L'Assemblea Nazionale francese ha dato il via libera definitivo alla legge sull'aiuto a morire, che legalizza l'eutanasia e il suicidio assistito. La decisione è stata presa il 15 luglio 2026, con un voto che ha visto 291 deputati esprimersi a favore, 241 contrari e 29 astenuti. Il provvedimento disciplina il diritto all'aiuto a morire, regolamentando entrambe le pratiche per pazienti con malattie irreversibili gravi e elevata sofferenza.
Dettagli e impatto della nuova normativa
La normativa consente ai pazienti in condizioni di salute critiche, con patologie irreversibili e sofferenza intensa, di accedere a eutanasia o suicidio assistito.
L'approvazione in terza lettura segna un momento cruciale. La Francia diventa il sesto paese europeo a legalizzare l'aiuto a morire, dopo Olanda, Belgio, Lussemburgo, Spagna e Portogallo.
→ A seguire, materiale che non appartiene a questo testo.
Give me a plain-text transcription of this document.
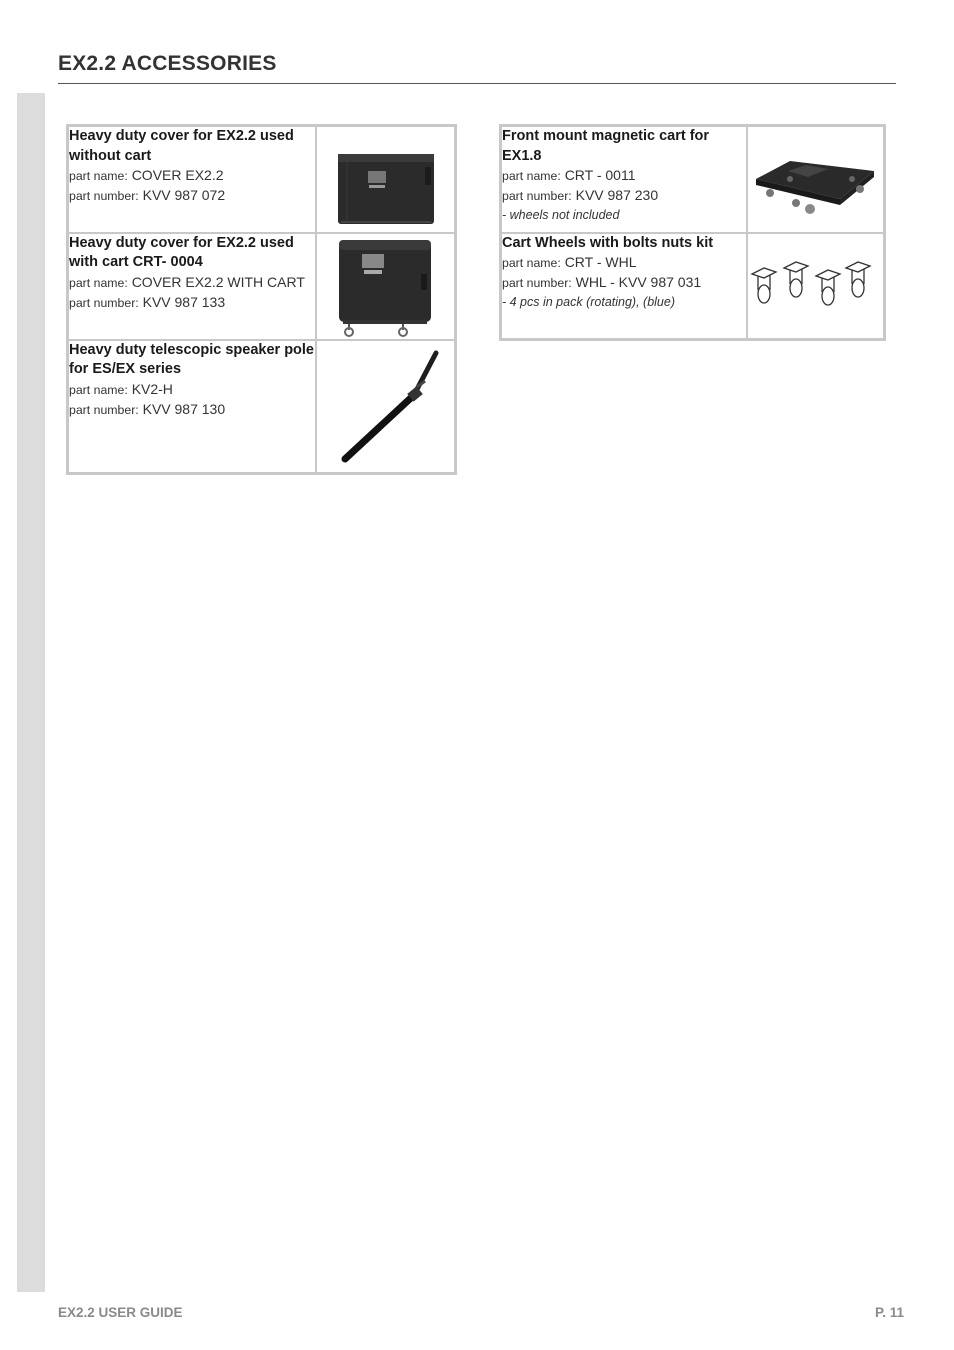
EX2.2 ACCESSORIES
Heavy duty cover for EX2.2 used without cart
part name: COVER EX2.2
part number: KVV 987 072

Heavy duty cover for EX2.2 used with cart CRT- 0004
part name: COVER EX2.2 WITH CART
part number: KVV 987 133

Heavy duty telescopic speaker pole for ES/EX series
part name: KV2-H
part number: KVV 987 130

Front mount magnetic cart for EX1.8
part name: CRT - 0011
part number: KVV 987 230
- wheels not included

Cart Wheels with bolts nuts kit
part name: CRT - WHL
part number: WHL - KVV 987 031
- 4 pcs in pack (rotating), (blue)

EX2.2 USER GUIDE	P. 11
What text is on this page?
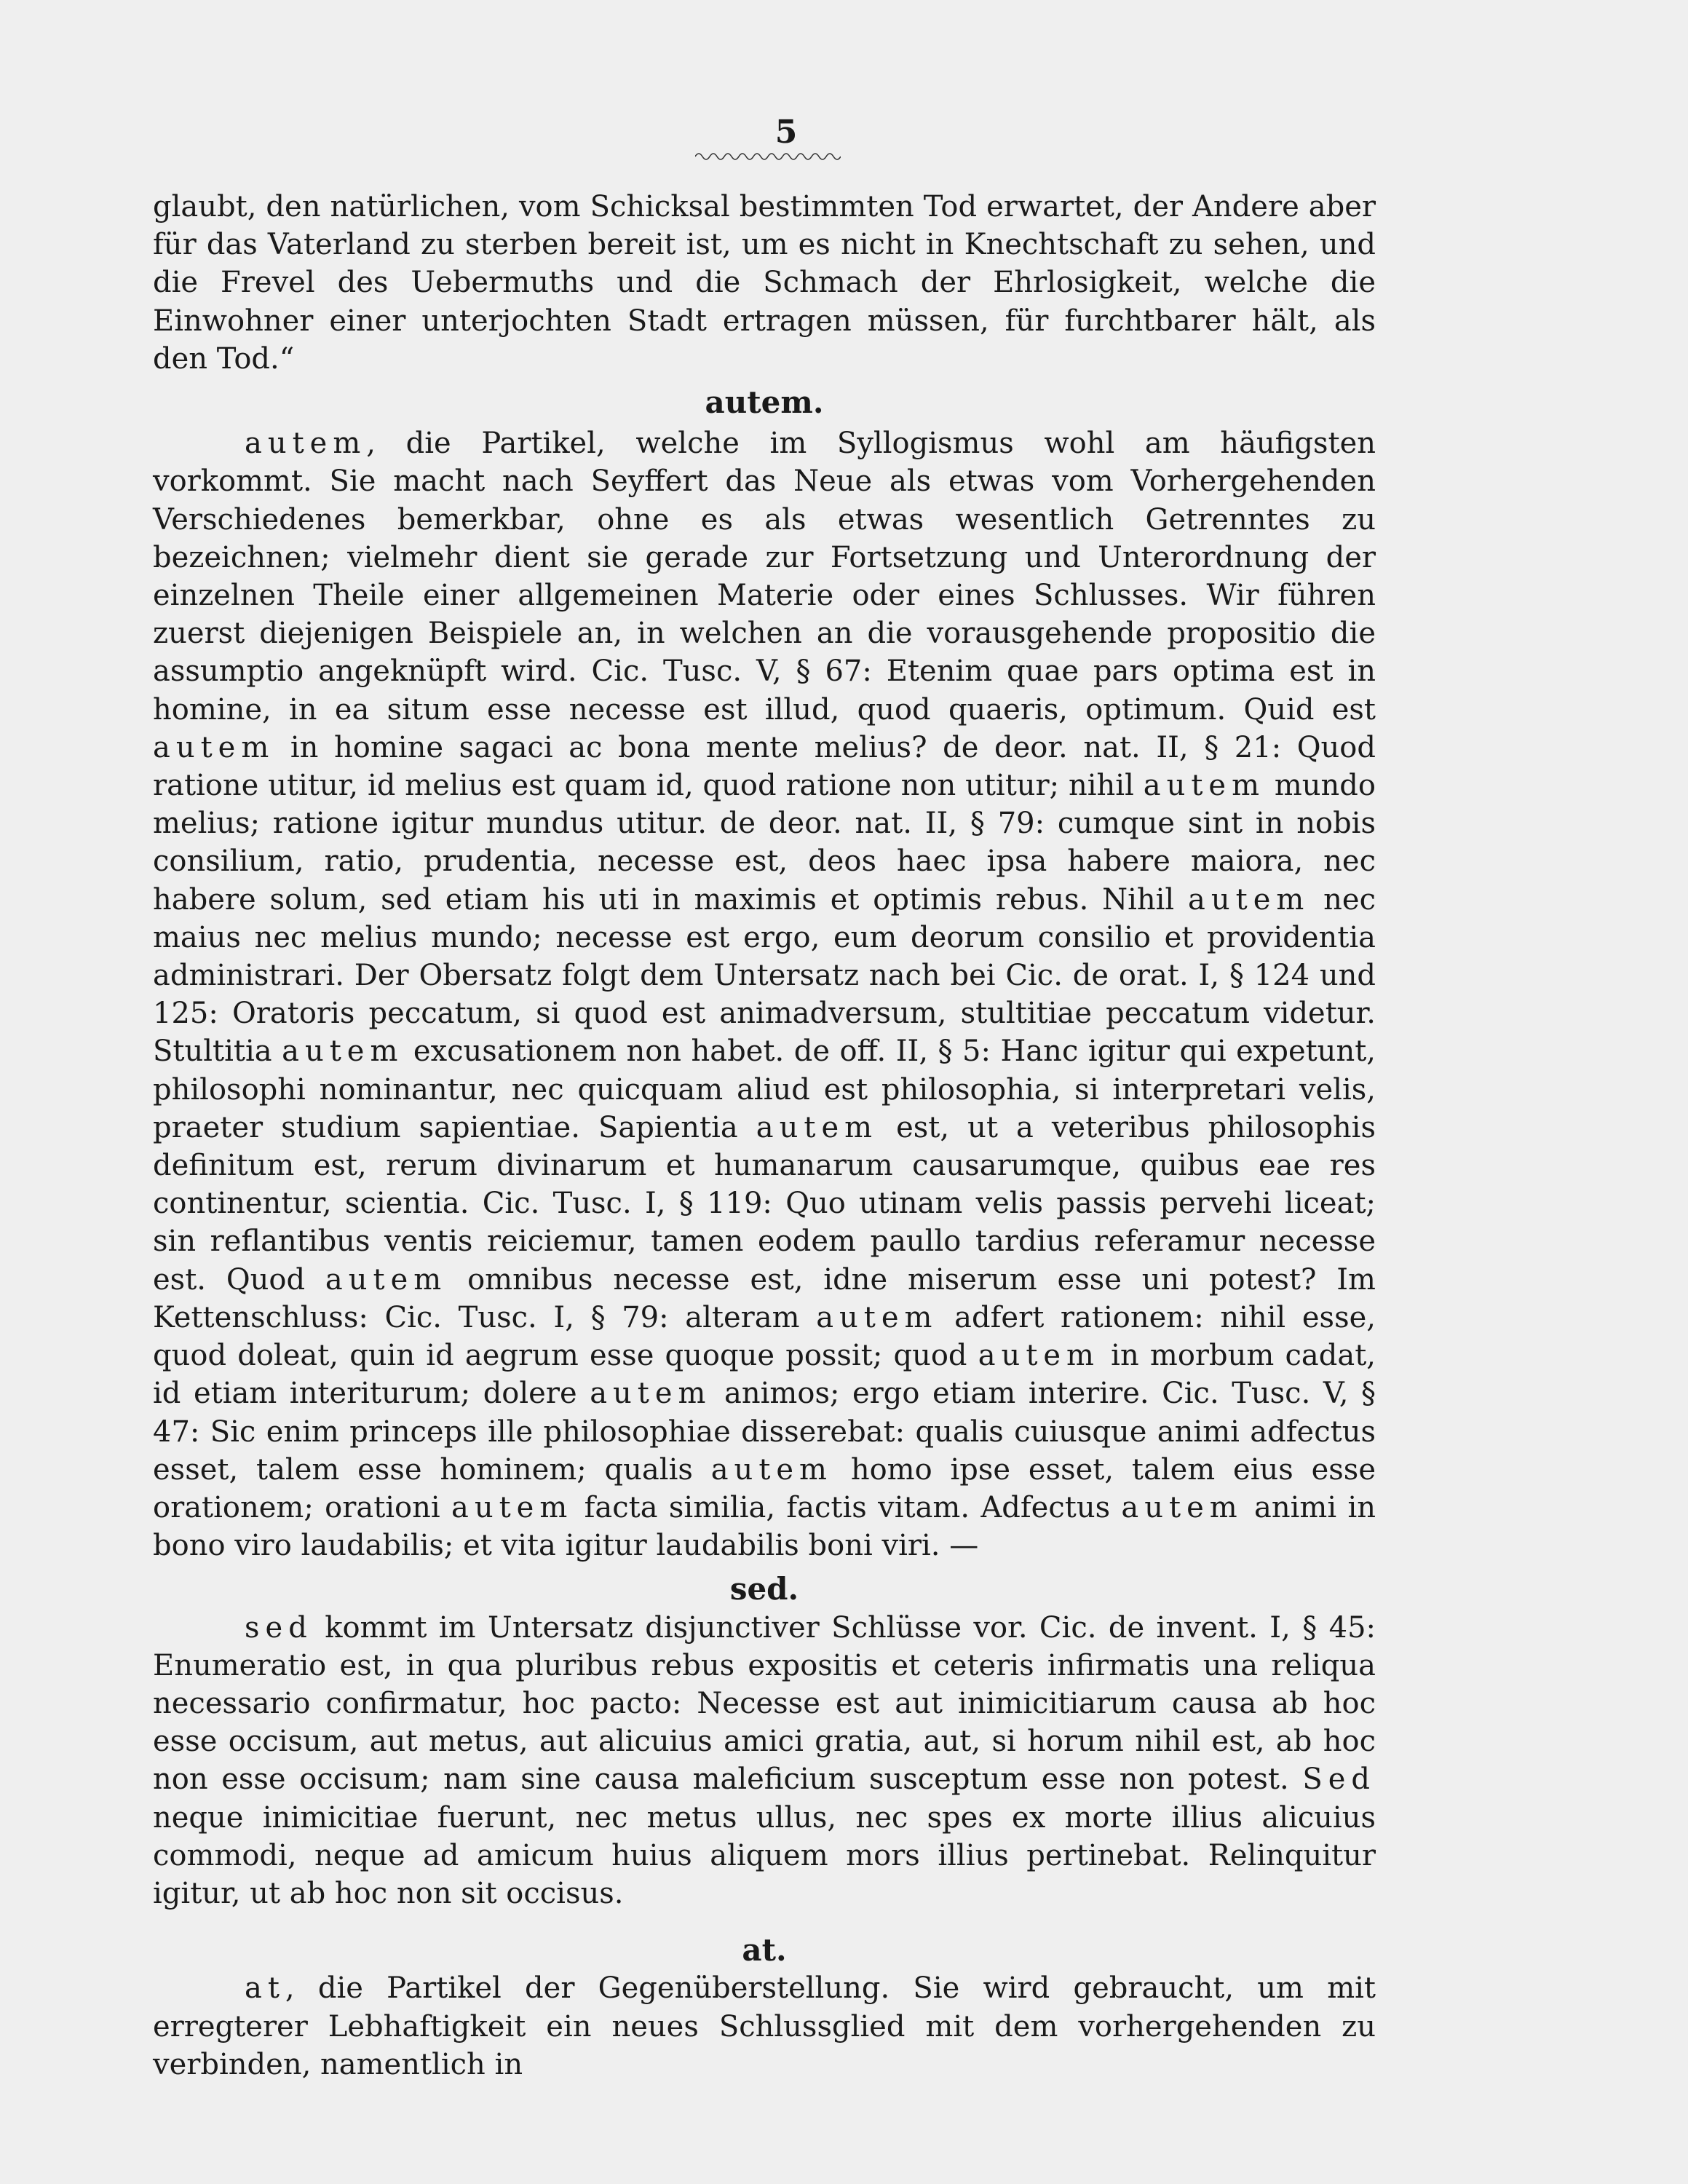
5

glaubt, den natürlichen, vom Schicksal bestimmten Tod erwartet, der Andere aber für das Vaterland zu sterben bereit ist, um es nicht in Knechtschaft zu sehen, und die Frevel des Uebermuths und die Schmach der Ehrlosigkeit, welche die Einwohner einer unterjochten Stadt ertragen müssen, für furchtbarer hält, als den Tod.“

autem.

autem, die Partikel, welche im Syllogismus wohl am häufigsten vorkommt. Sie macht nach Seyffert das Neue als etwas vom Vorhergehenden Verschiedenes bemerkbar, ohne es als etwas wesentlich Getrenntes zu bezeichnen; vielmehr dient sie gerade zur Fortsetzung und Unterordnung der einzelnen Theile einer allgemeinen Materie oder eines Schlusses. Wir führen zuerst diejenigen Beispiele an, in welchen an die vorausgehende propositio die assumptio angeknüpft wird. Cic. Tusc. V, § 67: Etenim quae pars optima est in homine, in ea situm esse necesse est illud, quod quaeris, optimum. Quid est autem in homine sagaci ac bona mente melius? de deor. nat. II, § 21: Quod ratione utitur, id melius est quam id, quod ratione non utitur; nihil autem mundo melius; ratione igitur mundus utitur. de deor. nat. II, § 79: cumque sint in nobis consilium, ratio, prudentia, necesse est, deos haec ipsa habere maiora, nec habere solum, sed etiam his uti in maximis et optimis rebus. Nihil autem nec maius nec melius mundo; necesse est ergo, eum deorum consilio et providentia administrari. Der Obersatz folgt dem Untersatz nach bei Cic. de orat. I, § 124 und 125: Oratoris peccatum, si quod est animadversum, stultitiae peccatum videtur. Stultitia autem excusationem non habet. de off. II, § 5: Hanc igitur qui expetunt, philosophi nominantur, nec quicquam aliud est philosophia, si interpretari velis, praeter studium sapientiae. Sapientia autem est, ut a veteribus philosophis definitum est, rerum divinarum et humanarum causarumque, quibus eae res continentur, scientia. Cic. Tusc. I, § 119: Quo utinam velis passis pervehi liceat; sin reflantibus ventis reiciemur, tamen eodem paullo tardius referamur necesse est. Quod autem omnibus necesse est, idne miserum esse uni potest? Im Kettenschluss: Cic. Tusc. I, § 79: alteram autem adfert rationem: nihil esse, quod doleat, quin id aegrum esse quoque possit; quod autem in morbum cadat, id etiam interiturum; dolere autem animos; ergo etiam interire. Cic. Tusc. V, § 47: Sic enim princeps ille philosophiae disserebat: qualis cuiusque animi adfectus esset, talem esse hominem; qualis autem homo ipse esset, talem eius esse orationem; orationi autem facta similia, factis vitam. Adfectus autem animi in bono viro laudabilis; et vita igitur laudabilis boni viri. —

sed.

sed kommt im Untersatz disjunctiver Schlüsse vor. Cic. de invent. I, § 45: Enumeratio est, in qua pluribus rebus expositis et ceteris infirmatis una reliqua necessario confirmatur, hoc pacto: Necesse est aut inimicitiarum causa ab hoc esse occisum, aut metus, aut alicuius amici gratia, aut, si horum nihil est, ab hoc non esse occisum; nam sine causa maleficium susceptum esse non potest. Sed neque inimicitiae fuerunt, nec metus ullus, nec spes ex morte illius alicuius commodi, neque ad amicum huius aliquem mors illius pertinebat. Relinquitur igitur, ut ab hoc non sit occisus.

at.

at, die Partikel der Gegenüberstellung. Sie wird gebraucht, um mit erregterer Lebhaftigkeit ein neues Schlussglied mit dem vorhergehenden zu verbinden, namentlich in
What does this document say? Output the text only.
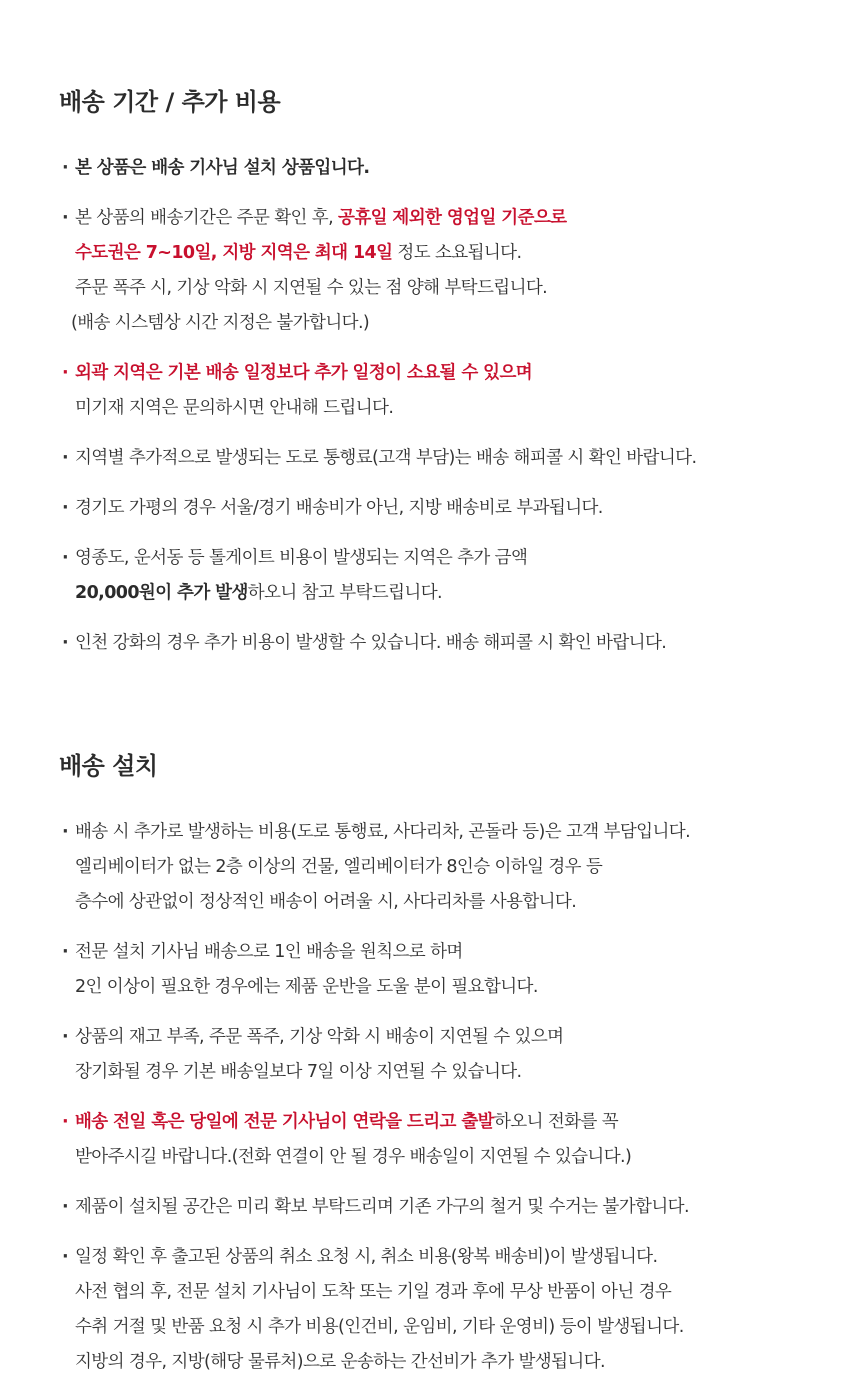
배송 기간 / 추가 비용
· 본 상품은 배송 기사님 설치 상품입니다.
· 본 상품의 배송기간은 주문 확인 후, 공휴일 제외한 영업일 기준으로
수도권은 7~10일, 지방 지역은 최대 14일 정도 소요됩니다.
주문 폭주 시, 기상 악화 시 지연될 수 있는 점 양해 부탁드립니다.
(배송 시스템상 시간 지정은 불가합니다.)
· 외곽 지역은 기본 배송 일정보다 추가 일정이 소요될 수 있으며
미기재 지역은 문의하시면 안내해 드립니다.
· 지역별 추가적으로 발생되는 도로 통행료(고객 부담)는 배송 해피콜 시 확인 바랍니다.
· 경기도 가평의 경우 서울/경기 배송비가 아닌, 지방 배송비로 부과됩니다.
· 영종도, 운서동 등 톨게이트 비용이 발생되는 지역은 추가 금액
20,000원이 추가 발생하오니 참고 부탁드립니다.
· 인천 강화의 경우 추가 비용이 발생할 수 있습니다. 배송 해피콜 시 확인 바랍니다.
배송 설치
· 배송 시 추가로 발생하는 비용(도로 통행료, 사다리차, 곤돌라 등)은 고객 부담입니다.
엘리베이터가 없는 2층 이상의 건물, 엘리베이터가 8인승 이하일 경우 등
층수에 상관없이 정상적인 배송이 어려울 시, 사다리차를 사용합니다.
· 전문 설치 기사님 배송으로 1인 배송을 원칙으로 하며
2인 이상이 필요한 경우에는 제품 운반을 도울 분이 필요합니다.
· 상품의 재고 부족, 주문 폭주, 기상 악화 시 배송이 지연될 수 있으며
장기화될 경우 기본 배송일보다 7일 이상 지연될 수 있습니다.
· 배송 전일 혹은 당일에 전문 기사님이 연락을 드리고 출발하오니 전화를 꼭
받아주시길 바랍니다.(전화 연결이 안 될 경우 배송일이 지연될 수 있습니다.)
· 제품이 설치될 공간은 미리 확보 부탁드리며 기존 가구의 철거 및 수거는 불가합니다.
· 일정 확인 후 출고된 상품의 취소 요청 시, 취소 비용(왕복 배송비)이 발생됩니다.
사전 협의 후, 전문 설치 기사님이 도착 또는 기일 경과 후에 무상 반품이 아닌 경우
수취 거절 및 반품 요청 시 추가 비용(인건비, 운임비, 기타 운영비) 등이 발생됩니다.
지방의 경우, 지방(해당 물류처)으로 운송하는 간선비가 추가 발생됩니다.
L'impegno presidenziale e il contesto politico
Il presidente Emmanuel Macron ha evidenziato come la legge concretizzi un impegno assunto pubblicamente nel 2022. Macron aveva dichiarato: "Nel 2022 ho assunto l'impegno di aprire questa strada insieme ai francesi... quell'impegno oggi è mantenuto". La promulgazione è il risultato di un percorso istituzionale e di un dibattito pubblico culminato nell'approvazione parlamentare.
Il ruolo dell'Assemblea Nazionale
L'Assemblea Nazionale, camera bassa del Parlamento francese, ha svolto un ruolo determinante nell'approvazione di questa complessa legislazione.
Composta da 577 membri eletti a suffragio universale diretto, l'Assemblea discute, emenda e vota i progetti di legge. Oltre alla funzione legislativa, esercita un'attività di controllo sull'operato del governo, garantendo trasparenza e responsabilità. Le sue decisioni sono essenziali per la democrazia francese.